Die wichtigsten Fakten

  • Exportwachstum: Russlands Exporte steigen in den ersten fünf Monaten 2026 um 8,5 Prozent auf 177,4 Milliarden US-Dollar, der Handelsbilanzüberschuss liegt bei 59,1 Milliarden.
  • Neuausrichtung nach Asien: Die Exporte nach Asien springen um 14,5 Prozent auf 141,5 Milliarden US-Dollar und machen damit 80 Prozent der Gesamtexporte aus.
  • Branchenweite Diversifizierung: Metalle (+26 Prozent) und Agrarprodukte (+20,3 Prozent) wachsen stärker als mineralische Rohstoffe (+4,3 Prozent), die weiterhin 54,2 Prozent der Gesamtexporte ausmachen.

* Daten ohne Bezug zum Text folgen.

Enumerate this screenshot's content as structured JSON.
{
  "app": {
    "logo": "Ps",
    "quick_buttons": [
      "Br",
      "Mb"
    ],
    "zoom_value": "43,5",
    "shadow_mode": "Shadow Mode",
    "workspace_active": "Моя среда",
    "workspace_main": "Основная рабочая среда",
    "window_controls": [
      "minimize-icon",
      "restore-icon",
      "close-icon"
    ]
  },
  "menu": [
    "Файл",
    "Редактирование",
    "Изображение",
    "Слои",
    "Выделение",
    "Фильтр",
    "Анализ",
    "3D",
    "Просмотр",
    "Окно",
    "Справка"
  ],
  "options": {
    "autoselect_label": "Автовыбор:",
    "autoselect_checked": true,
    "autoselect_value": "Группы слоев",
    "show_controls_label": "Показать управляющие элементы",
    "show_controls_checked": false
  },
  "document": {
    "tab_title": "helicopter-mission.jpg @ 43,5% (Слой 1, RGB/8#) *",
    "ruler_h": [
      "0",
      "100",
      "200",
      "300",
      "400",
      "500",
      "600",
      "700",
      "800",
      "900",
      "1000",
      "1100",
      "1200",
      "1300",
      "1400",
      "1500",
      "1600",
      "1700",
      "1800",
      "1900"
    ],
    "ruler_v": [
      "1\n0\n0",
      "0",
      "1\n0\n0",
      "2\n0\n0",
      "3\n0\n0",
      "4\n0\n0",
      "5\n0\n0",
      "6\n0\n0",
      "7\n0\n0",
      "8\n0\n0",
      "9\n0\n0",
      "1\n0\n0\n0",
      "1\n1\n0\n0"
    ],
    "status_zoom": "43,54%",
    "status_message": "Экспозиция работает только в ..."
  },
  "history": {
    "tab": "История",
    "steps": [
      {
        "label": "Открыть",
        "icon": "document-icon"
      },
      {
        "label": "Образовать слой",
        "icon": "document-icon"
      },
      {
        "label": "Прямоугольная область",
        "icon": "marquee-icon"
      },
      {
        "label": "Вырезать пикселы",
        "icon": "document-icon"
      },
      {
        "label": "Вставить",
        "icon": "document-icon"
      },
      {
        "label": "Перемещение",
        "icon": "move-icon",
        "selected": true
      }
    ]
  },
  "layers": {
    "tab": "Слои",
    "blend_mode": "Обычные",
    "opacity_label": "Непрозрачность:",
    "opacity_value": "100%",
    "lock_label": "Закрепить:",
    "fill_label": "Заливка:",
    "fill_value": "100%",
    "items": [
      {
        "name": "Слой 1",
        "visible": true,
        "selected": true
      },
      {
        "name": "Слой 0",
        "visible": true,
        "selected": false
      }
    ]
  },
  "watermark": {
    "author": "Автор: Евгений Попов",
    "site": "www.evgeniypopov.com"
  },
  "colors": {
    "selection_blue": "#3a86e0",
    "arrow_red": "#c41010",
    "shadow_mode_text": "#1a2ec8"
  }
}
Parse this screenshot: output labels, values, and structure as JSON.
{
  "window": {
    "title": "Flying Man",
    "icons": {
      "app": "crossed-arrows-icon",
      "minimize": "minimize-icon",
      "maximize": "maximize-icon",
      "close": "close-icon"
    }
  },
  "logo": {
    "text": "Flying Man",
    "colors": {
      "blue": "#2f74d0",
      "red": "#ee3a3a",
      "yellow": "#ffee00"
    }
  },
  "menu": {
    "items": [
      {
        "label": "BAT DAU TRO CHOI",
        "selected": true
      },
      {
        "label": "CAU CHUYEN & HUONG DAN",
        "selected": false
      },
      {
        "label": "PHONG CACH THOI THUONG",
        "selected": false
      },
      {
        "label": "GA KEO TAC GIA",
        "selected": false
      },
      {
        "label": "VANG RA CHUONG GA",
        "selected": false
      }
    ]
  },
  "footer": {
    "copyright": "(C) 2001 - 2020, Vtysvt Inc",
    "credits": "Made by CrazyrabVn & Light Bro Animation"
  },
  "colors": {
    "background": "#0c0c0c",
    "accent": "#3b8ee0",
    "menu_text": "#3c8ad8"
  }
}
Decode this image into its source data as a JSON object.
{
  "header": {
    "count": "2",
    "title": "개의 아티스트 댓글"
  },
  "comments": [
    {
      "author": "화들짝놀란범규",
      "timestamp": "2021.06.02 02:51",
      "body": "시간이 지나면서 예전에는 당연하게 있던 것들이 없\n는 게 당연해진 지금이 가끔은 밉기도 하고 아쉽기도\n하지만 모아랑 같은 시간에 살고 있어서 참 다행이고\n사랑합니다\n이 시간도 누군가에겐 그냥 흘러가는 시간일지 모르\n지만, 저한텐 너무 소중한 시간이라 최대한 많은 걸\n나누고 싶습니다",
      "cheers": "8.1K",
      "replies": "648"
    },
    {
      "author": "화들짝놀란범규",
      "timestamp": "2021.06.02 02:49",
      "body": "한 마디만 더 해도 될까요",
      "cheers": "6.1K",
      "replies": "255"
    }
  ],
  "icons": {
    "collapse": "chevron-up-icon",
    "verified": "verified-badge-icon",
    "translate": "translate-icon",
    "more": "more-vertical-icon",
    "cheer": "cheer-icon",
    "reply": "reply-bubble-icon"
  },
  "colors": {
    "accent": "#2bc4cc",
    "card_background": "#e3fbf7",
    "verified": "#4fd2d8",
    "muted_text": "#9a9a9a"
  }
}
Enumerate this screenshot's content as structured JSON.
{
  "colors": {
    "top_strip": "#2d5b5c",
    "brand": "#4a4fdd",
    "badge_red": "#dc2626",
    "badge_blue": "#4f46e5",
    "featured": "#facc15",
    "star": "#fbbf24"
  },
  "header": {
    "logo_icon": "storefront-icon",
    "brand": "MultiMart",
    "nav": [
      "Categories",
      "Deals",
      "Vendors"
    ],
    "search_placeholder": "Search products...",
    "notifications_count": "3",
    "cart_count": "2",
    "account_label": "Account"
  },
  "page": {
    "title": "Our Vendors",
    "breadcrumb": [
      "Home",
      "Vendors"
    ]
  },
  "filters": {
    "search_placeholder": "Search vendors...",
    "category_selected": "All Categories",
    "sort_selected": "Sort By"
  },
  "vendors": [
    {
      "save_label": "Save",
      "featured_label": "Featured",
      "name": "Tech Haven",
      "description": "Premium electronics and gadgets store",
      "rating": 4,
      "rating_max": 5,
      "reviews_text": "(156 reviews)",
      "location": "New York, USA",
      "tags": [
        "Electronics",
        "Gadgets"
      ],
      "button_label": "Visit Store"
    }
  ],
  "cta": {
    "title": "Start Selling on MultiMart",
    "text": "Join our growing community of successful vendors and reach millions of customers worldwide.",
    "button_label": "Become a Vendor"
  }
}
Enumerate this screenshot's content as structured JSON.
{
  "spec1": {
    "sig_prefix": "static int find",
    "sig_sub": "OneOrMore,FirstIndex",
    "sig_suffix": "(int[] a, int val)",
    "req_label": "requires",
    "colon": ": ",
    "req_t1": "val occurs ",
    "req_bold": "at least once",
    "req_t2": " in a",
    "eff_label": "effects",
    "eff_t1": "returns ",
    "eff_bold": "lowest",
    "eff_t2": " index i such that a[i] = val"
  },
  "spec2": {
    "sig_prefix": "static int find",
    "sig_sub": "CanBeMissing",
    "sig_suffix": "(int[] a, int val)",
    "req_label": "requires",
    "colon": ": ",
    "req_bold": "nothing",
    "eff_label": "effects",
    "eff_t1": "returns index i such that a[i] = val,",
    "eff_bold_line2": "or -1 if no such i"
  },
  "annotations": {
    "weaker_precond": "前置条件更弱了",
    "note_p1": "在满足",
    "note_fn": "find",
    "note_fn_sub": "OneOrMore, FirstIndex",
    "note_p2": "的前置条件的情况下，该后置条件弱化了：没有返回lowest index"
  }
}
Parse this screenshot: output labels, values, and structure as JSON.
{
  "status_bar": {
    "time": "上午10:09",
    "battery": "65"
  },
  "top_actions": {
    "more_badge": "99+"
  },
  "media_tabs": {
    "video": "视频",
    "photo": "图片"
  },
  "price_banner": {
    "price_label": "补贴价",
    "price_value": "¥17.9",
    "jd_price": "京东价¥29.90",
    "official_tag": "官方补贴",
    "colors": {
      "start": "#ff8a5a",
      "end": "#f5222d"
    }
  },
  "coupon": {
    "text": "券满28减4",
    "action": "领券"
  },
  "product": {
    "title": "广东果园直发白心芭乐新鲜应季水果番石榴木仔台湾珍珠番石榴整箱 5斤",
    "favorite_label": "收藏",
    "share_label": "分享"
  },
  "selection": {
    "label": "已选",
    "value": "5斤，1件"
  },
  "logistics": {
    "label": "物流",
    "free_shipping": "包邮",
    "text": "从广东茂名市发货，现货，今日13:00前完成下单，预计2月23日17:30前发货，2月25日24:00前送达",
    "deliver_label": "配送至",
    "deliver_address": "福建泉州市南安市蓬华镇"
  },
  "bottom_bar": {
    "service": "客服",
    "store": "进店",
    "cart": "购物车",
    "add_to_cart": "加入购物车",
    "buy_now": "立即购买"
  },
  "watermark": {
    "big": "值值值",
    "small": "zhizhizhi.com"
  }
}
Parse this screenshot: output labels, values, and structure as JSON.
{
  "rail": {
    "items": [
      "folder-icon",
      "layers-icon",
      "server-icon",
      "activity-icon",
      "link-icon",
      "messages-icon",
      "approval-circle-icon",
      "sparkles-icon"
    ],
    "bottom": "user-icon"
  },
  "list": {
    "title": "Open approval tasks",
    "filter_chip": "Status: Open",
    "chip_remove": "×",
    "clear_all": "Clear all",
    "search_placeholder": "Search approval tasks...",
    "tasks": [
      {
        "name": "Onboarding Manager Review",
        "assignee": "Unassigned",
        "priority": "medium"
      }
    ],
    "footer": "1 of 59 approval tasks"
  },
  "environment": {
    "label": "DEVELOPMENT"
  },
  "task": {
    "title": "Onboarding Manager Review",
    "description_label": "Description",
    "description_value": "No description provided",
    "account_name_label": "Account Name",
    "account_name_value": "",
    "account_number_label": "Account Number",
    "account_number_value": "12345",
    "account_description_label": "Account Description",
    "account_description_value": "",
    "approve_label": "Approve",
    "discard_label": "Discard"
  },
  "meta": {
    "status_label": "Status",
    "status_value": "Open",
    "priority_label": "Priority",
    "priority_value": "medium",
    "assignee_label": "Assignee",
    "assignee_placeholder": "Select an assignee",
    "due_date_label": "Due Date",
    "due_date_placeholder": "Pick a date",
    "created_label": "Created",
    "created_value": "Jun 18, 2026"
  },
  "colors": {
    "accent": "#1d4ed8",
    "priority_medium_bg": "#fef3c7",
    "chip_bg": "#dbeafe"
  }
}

Die Zahlen zum Außenhandel

Russlands Exporte erreichten in den ersten fünf Monaten 2026 177,4 Milliarden US-Dollar – ein Plus von 8,5 Prozent im Jahresvergleich gegenüber 163,5 Milliarden im gleichen Zeitraum 2025. Der absolute Zuwachs beläuft sich auf 13,9 Milliarden US-Dollar. Die Importe stiegen um 8,1 Prozent auf 118,3 Milliarden, wodurch sich der gesamte Außenhandelsumsatz auf 295,7 Milliarden erhöhte, ein Anstieg um 8,3 Prozent. Der Handelsbilanzüberschuss liegt bei 59,1 Milliarden US-Dollar, ein Wachstum von 9,4 Prozent.



Russlands Exporte 2026: +8,5 Prozent, Boom Richtung Asien - Foto 1

Die Neuausrichtung nach Osten

Die Exporte nach Asien stiegen um 14,5 Prozent auf 141,5 Milliarden US-Dollar und machen inzwischen 80 Prozent der russischen Gesamtexporte aus. Die asiatischen Länder decken 74,8 Prozent des gesamten Außenhandelsumsatzes ab. Die Exporte nach Europa sanken um 8,4 Prozent auf 23 Milliarden US-Dollar. Die Ausfuhren in die Amerikas gingen um 17 Prozent auf 4,5 Milliarden zurück, jene nach Afrika um 10 Prozent auf 8,3 Milliarden. Bei den Importen wuchs Asien um 8,8 Prozent auf 79,6 Milliarden US-Dollar.



Russlands Exporte 2026: +8,5 Prozent, Boom Richtung Asien - Foto 2

Die Warenstruktur: Rohstoffe, Metalle und Landwirtschaft

Mineralische Rohstoffe – Erdöl, Gas, Kohle – bleiben mit 96,1 Milliarden US-Dollar der wichtigste Exportposten, ein Plus von 4,3 Prozent. Ihr Anteil am Gesamtexport sinkt auf 54,2 Prozent. Der Export von Metallen und daraus gefertigten Produkten wächst um 26 Prozent auf 33,2 Milliarden US-Dollar. Der Agrarsektor verzeichnet ein Plus von 20,3 Prozent auf 18,4 Milliarden. Bei den Importen bleibt Maschinen, Ausrüstung und Fahrzeuge mit 57,5 Milliarden US-Dollar (+9,3 Prozent) der wichtigste Posten, gefolgt von chemischen Produkten mit 23,7 Milliarden (+6,8 Prozent) und Agrarprodukten mit 18 Milliarden (+5,4 Prozent).

Sanktionen in Kraft, Exporte wachsen

Diese Entwicklung findet vor dem Hintergrund verschärfter westlicher Sanktionen statt. Seit dem 21. Januar 2026 gilt das EU-Verbot für die Einfuhr von Erdölprodukten, die aus russischem Rohöl hergestellt werden. Im Juni verlängerte Präsident Putin das Exportverbot für Erdöl, das dem Preisdeckel unterliegt, bis Ende 2027. Das KSE Institute schätzt einen Rückgang der russischen Öleinnahmen von 160 Milliarden US-Dollar im Jahr 2025 auf 115 Milliarden im Jahr 2026. Die Gesamtexporte in den ersten fünf Monaten des Jahres verzeichnen dennoch ein Wachstum.



Russlands Exporte 2026: +8,5 Prozent, Boom Richtung Asien - Foto 3

Die Nachfrage aus China und Indien sowie steigende Preise für Metalle und Agrarprodukte auf den globalen Märkten stützen diese Entwicklung. Der Export mineralischer Rohstoffe wächst um 4,3 Prozent, jener von Metallen um 26 Prozent. Die Daten des ersten Halbjahres zeigen eine Wirtschaft, die ihre Handelsrouten Richtung Osten neu aufbaut und sich auf jene Bereiche konzentriert, in denen sie trotz der Beschränkungen wettbewerbsfähig bleibt.